In June 2014, the Legal Education Foundation published a series of papers on law, technology and access to justice. One considered ‘evolving delivery models – the example of family law’. This conference provides a timely opportunity to look again at the impact of technology on family legal practice in the context of a fast-moving legal services market. In some ways, family practitioners have rather surprisingly dodged a number of bullets – from the loss of legal aid to the advent of unbundling – which might have challenged them more than they have. Complacency would, however, be misguided.
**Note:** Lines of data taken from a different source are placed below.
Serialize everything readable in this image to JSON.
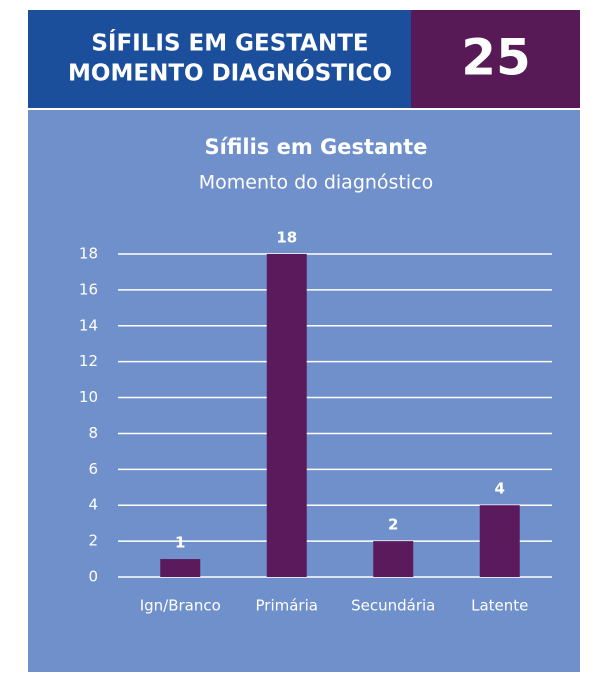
{
  "header": {
    "title_lines": [
      "SÍFILIS EM GESTANTE",
      "MOMENTO DIAGNÓSTICO"
    ],
    "number": 25
  },
  "chart_data": {
    "type": "bar",
    "title": "Sífilis em Gestante",
    "subtitle": "Momento do diagnóstico",
    "categories": [
      "Ign/Branco",
      "Primária",
      "Secundária",
      "Latente"
    ],
    "values": [
      1,
      18,
      2,
      4
    ],
    "color": "#5a1a5c",
    "ylim": [
      0,
      18
    ],
    "yticks": [
      0,
      2,
      4,
      6,
      8,
      10,
      12,
      14,
      16,
      18
    ],
    "grid": true
  }
}
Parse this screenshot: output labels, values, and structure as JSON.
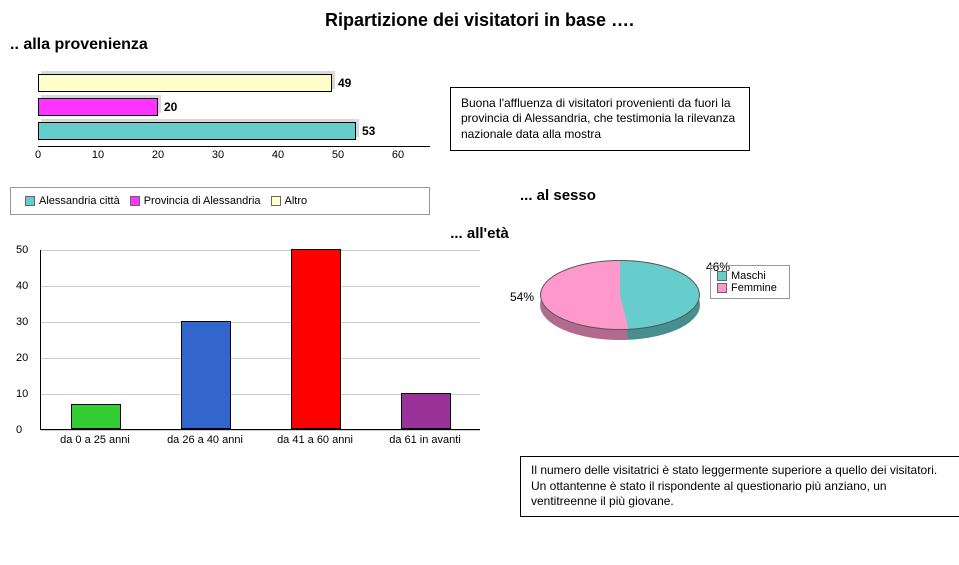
{
  "title": "Ripartizione dei visitatori in base ….",
  "provenance": {
    "subtitle": ".. alla provenienza",
    "bars": [
      {
        "label": "Altro",
        "value": 49,
        "color": "#ffffcc"
      },
      {
        "label": "Provincia di Alessandria",
        "value": 20,
        "color": "#ff33ff"
      },
      {
        "label": "Alessandria città",
        "value": 53,
        "color": "#66cccc"
      }
    ],
    "xmax": 60,
    "xtick": 10,
    "ticks": [
      0,
      10,
      20,
      30,
      40,
      50,
      60
    ],
    "legend": [
      "Alessandria città",
      "Provincia di Alessandria",
      "Altro"
    ],
    "legend_colors": [
      "#66cccc",
      "#ff33ff",
      "#ffffcc"
    ],
    "info": "Buona l'affluenza di visitatori provenienti da fuori la provincia di Alessandria, che testimonia la rilevanza nazionale data alla mostra"
  },
  "sesso": {
    "title": "... al sesso",
    "slices": [
      {
        "label": "Maschi",
        "pct": "46%",
        "color": "#66cccc"
      },
      {
        "label": "Femmine",
        "pct": "54%",
        "color": "#ff99cc"
      }
    ],
    "maschi_deg": 166
  },
  "age": {
    "title": "... all'età",
    "ymax": 50,
    "ytick": 10,
    "yticks": [
      0,
      10,
      20,
      30,
      40,
      50
    ],
    "bars": [
      {
        "label": "da 0 a 25 anni",
        "value": 7,
        "color": "#33cc33"
      },
      {
        "label": "da 26 a 40 anni",
        "value": 30,
        "color": "#3366cc"
      },
      {
        "label": "da 41 a 60 anni",
        "value": 50,
        "color": "#ff0000"
      },
      {
        "label": "da 61 in avanti",
        "value": 10,
        "color": "#993399"
      }
    ],
    "caption": "Il numero delle visitatrici è stato leggermente superiore a quello dei visitatori. Un ottantenne è stato il rispondente al questionario più anziano, un ventitreenne il più giovane."
  }
}
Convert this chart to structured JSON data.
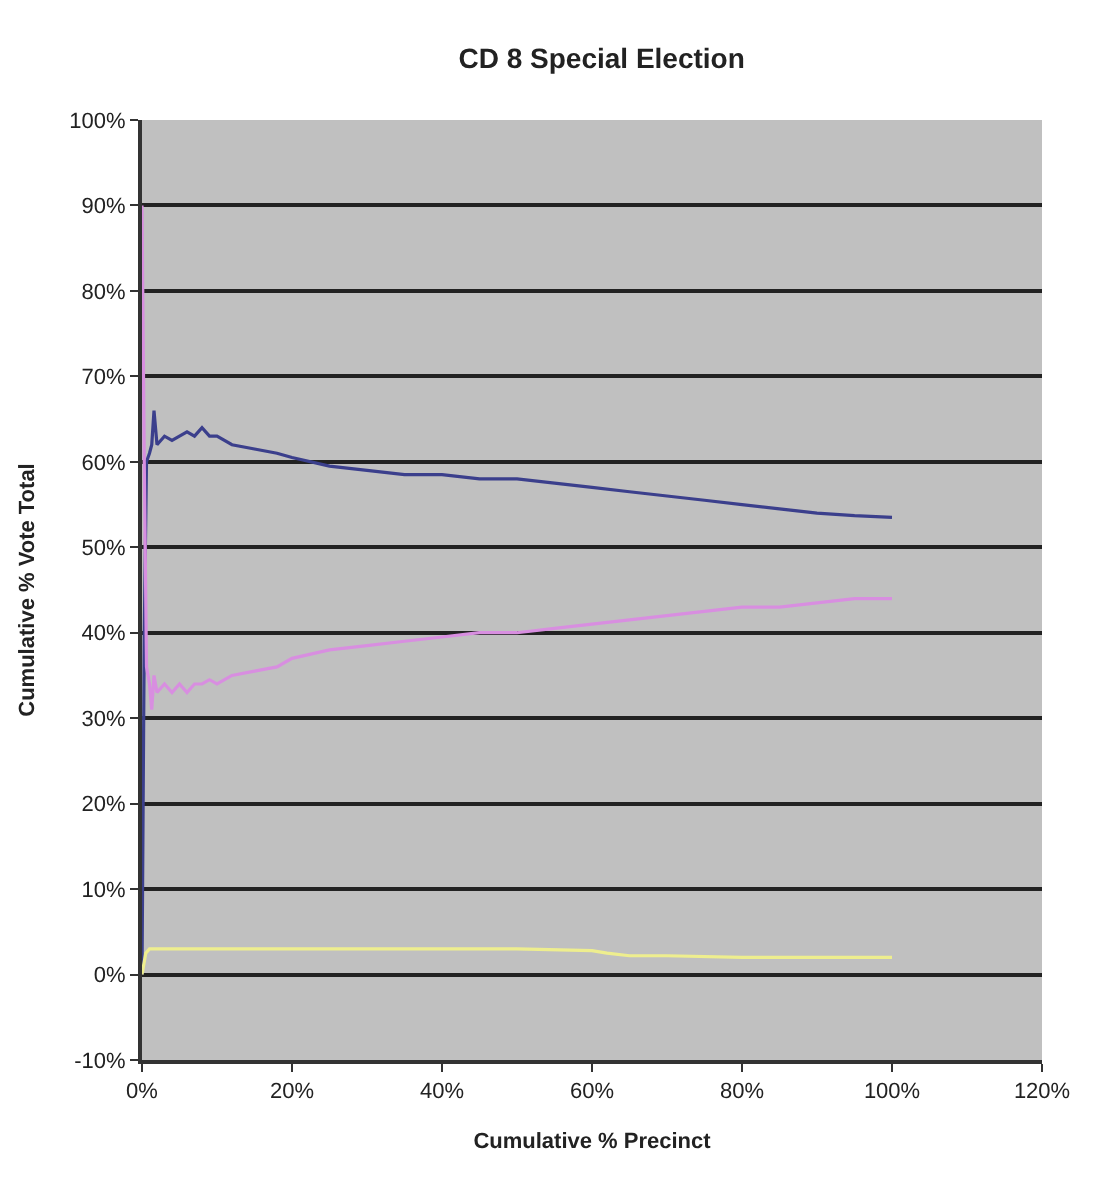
{
  "chart_data": {
    "type": "line",
    "title": "CD 8 Special Election",
    "xlabel": "Cumulative % Precinct",
    "ylabel": "Cumulative % Vote Total",
    "series": [
      {
        "color": "#3b3f8c",
        "x": [
          0,
          0.3,
          0.6,
          1,
          1.3,
          1.6,
          2,
          3,
          4,
          5,
          6,
          7,
          8,
          9,
          10,
          12,
          15,
          18,
          20,
          25,
          30,
          35,
          40,
          45,
          50,
          55,
          60,
          65,
          70,
          75,
          80,
          85,
          90,
          95,
          100
        ],
        "values": [
          0,
          40,
          60,
          61,
          62,
          66,
          62,
          63,
          62.5,
          63,
          63.5,
          63,
          64,
          63,
          63,
          62,
          61.5,
          61,
          60.5,
          59.5,
          59,
          58.5,
          58.5,
          58,
          58,
          57.5,
          57,
          56.5,
          56,
          55.5,
          55,
          54.5,
          54,
          53.7,
          53.5
        ]
      },
      {
        "color": "#d88ee0",
        "x": [
          0,
          0.3,
          0.6,
          1,
          1.3,
          1.6,
          2,
          3,
          4,
          5,
          6,
          7,
          8,
          9,
          10,
          12,
          15,
          18,
          20,
          25,
          30,
          35,
          40,
          45,
          50,
          55,
          60,
          65,
          70,
          75,
          80,
          85,
          90,
          95,
          100
        ],
        "values": [
          90,
          60,
          36,
          34,
          31,
          35,
          33,
          34,
          33,
          34,
          33,
          34,
          34,
          34.5,
          34,
          35,
          35.5,
          36,
          37,
          38,
          38.5,
          39,
          39.5,
          40,
          40,
          40.5,
          41,
          41.5,
          42,
          42.5,
          43,
          43,
          43.5,
          44,
          44
        ]
      },
      {
        "color": "#eeee8e",
        "x": [
          0,
          0.5,
          1,
          2,
          5,
          10,
          20,
          30,
          40,
          50,
          60,
          62,
          65,
          70,
          80,
          90,
          100
        ],
        "values": [
          0,
          2.5,
          3,
          3,
          3,
          3,
          3,
          3,
          3,
          3,
          2.8,
          2.5,
          2.2,
          2.2,
          2,
          2,
          2
        ]
      }
    ],
    "xlim": [
      0,
      120
    ],
    "xticks": [
      {
        "value": 0,
        "label": "0%"
      },
      {
        "value": 20,
        "label": "20%"
      },
      {
        "value": 40,
        "label": "40%"
      },
      {
        "value": 60,
        "label": "60%"
      },
      {
        "value": 80,
        "label": "80%"
      },
      {
        "value": 100,
        "label": "100%"
      },
      {
        "value": 120,
        "label": "120%"
      }
    ],
    "ylim": [
      -10,
      100
    ],
    "yticks": [
      {
        "value": -10,
        "label": "-10%"
      },
      {
        "value": 0,
        "label": "0%"
      },
      {
        "value": 10,
        "label": "10%"
      },
      {
        "value": 20,
        "label": "20%"
      },
      {
        "value": 30,
        "label": "30%"
      },
      {
        "value": 40,
        "label": "40%"
      },
      {
        "value": 50,
        "label": "50%"
      },
      {
        "value": 60,
        "label": "60%"
      },
      {
        "value": 70,
        "label": "70%"
      },
      {
        "value": 80,
        "label": "80%"
      },
      {
        "value": 90,
        "label": "90%"
      },
      {
        "value": 100,
        "label": "100%"
      }
    ],
    "grid": "y",
    "legend": false,
    "marker": "none",
    "line_style": "solid"
  }
}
Three years ago, the fortunes of once ambitious Co-operative Legal Services (CLS) had already begun to wane. Set up as an alternative business structure with third party ownership by the Co-operative group, CLS offered an attractive website; a trusted brand (subsequently a little tarnished by corporate failures); a battery of fixed fee packages; and relentless marketing. It very much led on family law with a variety of self-help or assisted packages. For a time, its heavy promotion kept it going  but CLS was already making significant losses in 2012. The legal business soon had to be refashioned more as an adjunct to the Co-op’s funeral parlours than a market leader in family law. Around the same time, the star began to wane of the Dutch Rechtwijzer programme which in its second version deployed automated interactive assistance within an ODR package. This had excited a number of governments and organisations around the world. In England and Wales, Relate explored the programme but eventually put it on indefinite postponement. Another failure occurred with the demise, at least temporarily, of the promising Siaro package. This had allowed clients to answer pre-interview questionnaires and prompted lawyers to pick up issues through a visual display. And, in addition to all this, cuts to legal aid led to the withdrawal of legal aid from large areas of private family work. It is all a bit of a wonder but, actually, family practice has continued to survive in much the same form as ever.
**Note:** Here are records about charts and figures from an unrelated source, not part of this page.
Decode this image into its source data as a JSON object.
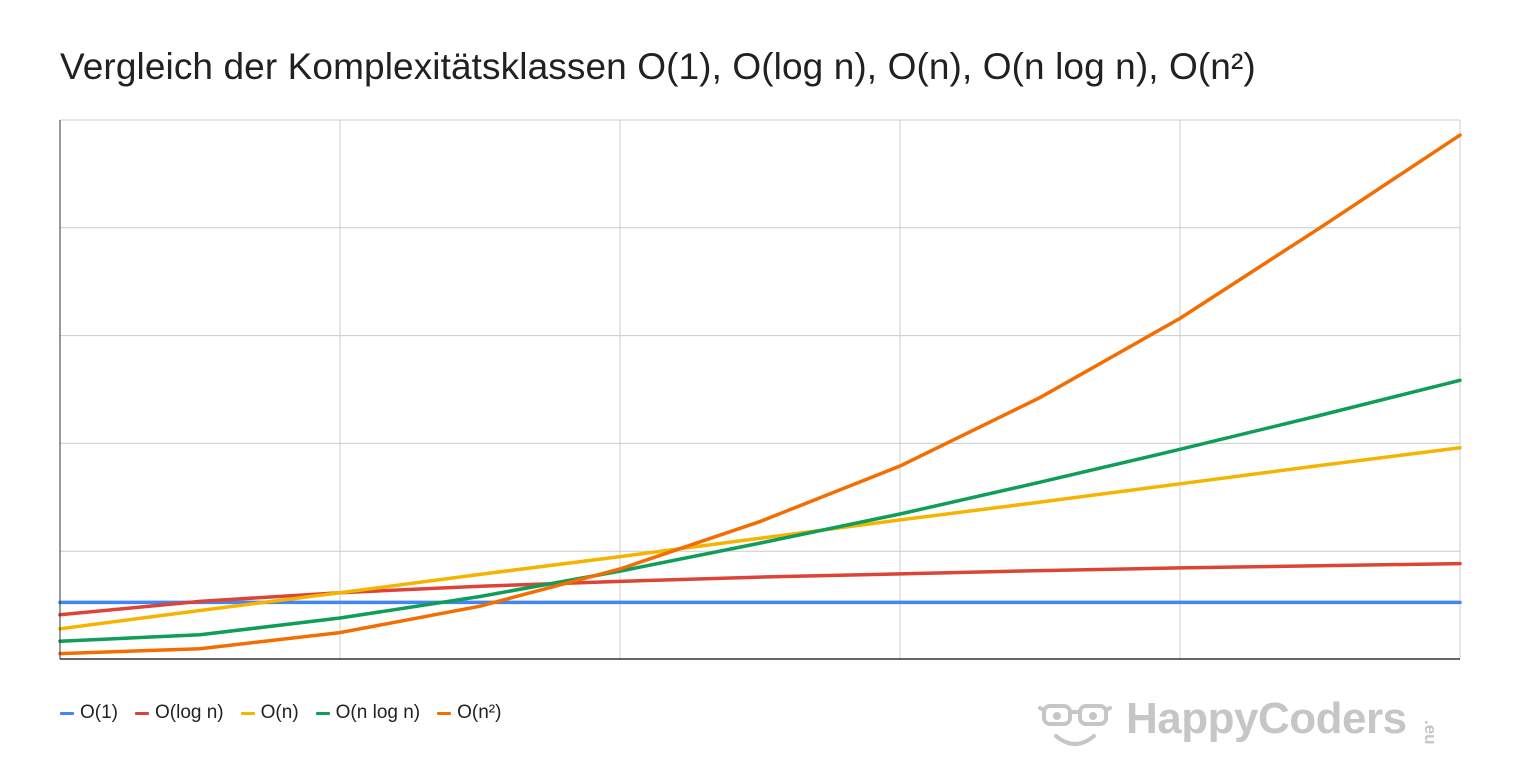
{
  "chart_data": {
    "type": "line",
    "title": "Vergleich der Komplexitätsklassen O(1), O(log n), O(n), O(n log n), O(n²)",
    "xlabel": "",
    "ylabel": "",
    "x": [
      1,
      2,
      3,
      4,
      5,
      6,
      7,
      8,
      9,
      10,
      11
    ],
    "ylim": [
      0,
      100
    ],
    "grid": true,
    "legend": "bottom-left",
    "series": [
      {
        "name": "O(1)",
        "color": "#4285f4",
        "values": [
          10.5,
          10.5,
          10.5,
          10.5,
          10.5,
          10.5,
          10.5,
          10.5,
          10.5,
          10.5,
          10.5
        ]
      },
      {
        "name": "O(log n)",
        "color": "#db4437",
        "values": [
          8.2,
          10.7,
          12.3,
          13.5,
          14.4,
          15.2,
          15.8,
          16.4,
          16.9,
          17.3,
          17.7
        ]
      },
      {
        "name": "O(n)",
        "color": "#f4b400",
        "values": [
          5.6,
          9.0,
          12.3,
          15.7,
          19.0,
          22.4,
          25.8,
          29.1,
          32.5,
          35.9,
          39.2
        ]
      },
      {
        "name": "O(n log n)",
        "color": "#0f9d58",
        "values": [
          3.3,
          4.5,
          7.6,
          11.6,
          16.3,
          21.5,
          26.9,
          32.8,
          38.9,
          45.2,
          51.7
        ]
      },
      {
        "name": "O(n²)",
        "color": "#f46d00",
        "values": [
          1.0,
          1.9,
          4.9,
          9.8,
          16.7,
          25.5,
          35.8,
          48.5,
          63.2,
          80.0,
          97.2
        ]
      }
    ]
  },
  "watermark": {
    "text": "HappyCoders",
    "suffix": ".eu"
  }
}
Nevertheless, family practitioners have to be prepared for change. At the Legal Futures conference last week, John Llewelyn Lloyd of stockbrokers and investment bankers, Arden Partners, was clear that: ‘Fixed fees and transparent prices will be the norm for all volume/mid market work.’  This is one of the lessons from many of the contributors this afternoon: you have to be ready for fixed fees or, at the very least, transparent prices. I am rather surprised that there is still debate about this.

An increasing proportion of your clients will come to you through the internet. That gives more and more prominence to your website. You need to integrate yourselves as well as you can with the internet communities that are relevant to your concerns. You can also make use of the improved sites that are around which may help your users. For example, the government’s child maintenance site used to be execrable. It has now improved considerably. And, if you want to criticise its tools like the child maintenance calculator why not give some indication of your approach on your site. It shows that you are on the ball.
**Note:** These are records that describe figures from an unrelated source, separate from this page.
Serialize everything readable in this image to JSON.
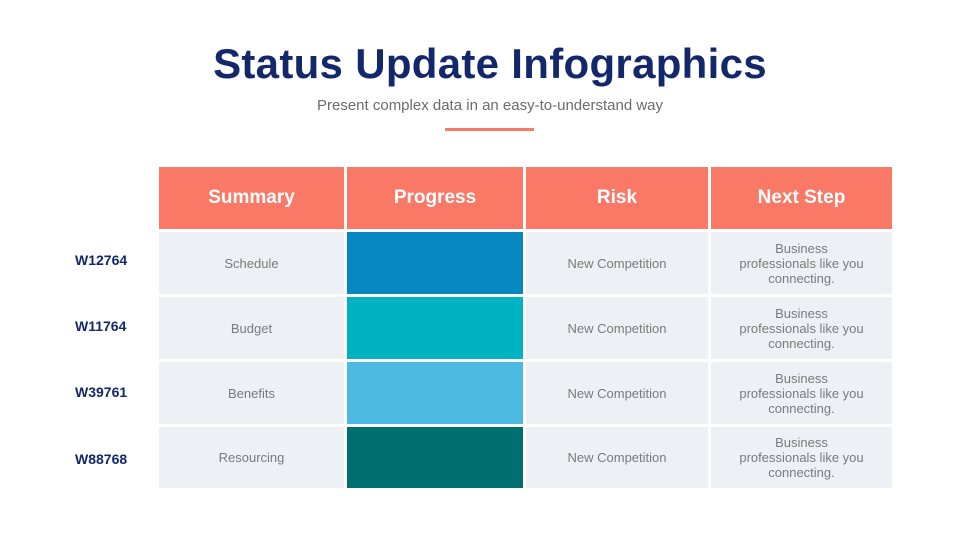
{
  "title": "Status Update Infographics",
  "subtitle": "Present complex data in an easy-to-understand way",
  "accent": "#fa7866",
  "headers": [
    "Summary",
    "Progress",
    "Risk",
    "Next Step"
  ],
  "rows": [
    {
      "id": "W12764",
      "summary": "Schedule",
      "progress_color": "#0687bf",
      "risk": "New Competition",
      "next_step": "Business professionals like you connecting."
    },
    {
      "id": "W11764",
      "summary": "Budget",
      "progress_color": "#00b2c2",
      "risk": "New Competition",
      "next_step": "Business professionals like you connecting."
    },
    {
      "id": "W39761",
      "summary": "Benefits",
      "progress_color": "#4bb9e0",
      "risk": "New Competition",
      "next_step": "Business professionals like you connecting."
    },
    {
      "id": "W88768",
      "summary": "Resourcing",
      "progress_color": "#006f6f",
      "risk": "New Competition",
      "next_step": "Business professionals like you connecting."
    }
  ]
}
You may also see advantages in giving initial information and assistance. Artificial Lawyer recently covered a chat bot named Larissa and its site gives a short video on ‘the divorce bot that you can talk to’. Have a look at it. This is a bot, like Alexa or Siri, that answers questions on divorce – in the example for California but it could be anywhere. Have a look also at MyLawBC.com. Its guided pathways give you initial assistance in family cases.

You would probably not want to go to the expense of developing this kind of material yourself. But, you might find that there are sites to which you can link or which – like the first iteration of the Rechtwijzer – you can actually post on your website. Larissa and MyLawBC are both harbingers of a change about to hit the advice world – they deploy information in bit size, interactive pieces in response to prompts. And, like it or not, the bot is going to become more and more prevalent – potentially replacing the app as a favoured way to information. At the moment, bots are barely above the gimmick level but this will change and they will represent a way in which people obtain considerable amounts of information. Watch developments and see what you might be able to apply.

You need technology running through your practice like the words through a stick of rock. Keep an eye out for programmes like Siaro – or Siaro itself if it resurrects  – which put the onus on the client to provide information in a structured form. This can significantly bring down cost. It may be that this is taken up as part of your case/client management system.  At the very least, operate standard processes and forms throughout the firm even if you do not think you can afford a fully automated case management system (and ask if you can afford not to do so). And, even if you do not use full blown artificial intelligence, get all the data that you can that correlates type of case and client with fees so that you can – at the very least – minimise risk on fixed fees and transparent prices.

There are four elements to a family case and you should excel in all of them – two depend on technology and two on people. First, you have to hook the client and increasingly you need an imaginative website to do that. Look at the competition and beat it. Second, you need a fantastic triage or entry system – which means a fantastic person – who converts queries into clients. Third, you need to give your clients the kind of personal attention that they need at a difficult time of their lives. And, finally, you need procedures for handling their case that are as smooth a silk and which prompt you into deploying the expertise for which you are known.  Get all four of these right and then have a look around at who is not so doing well. It could be time to expand.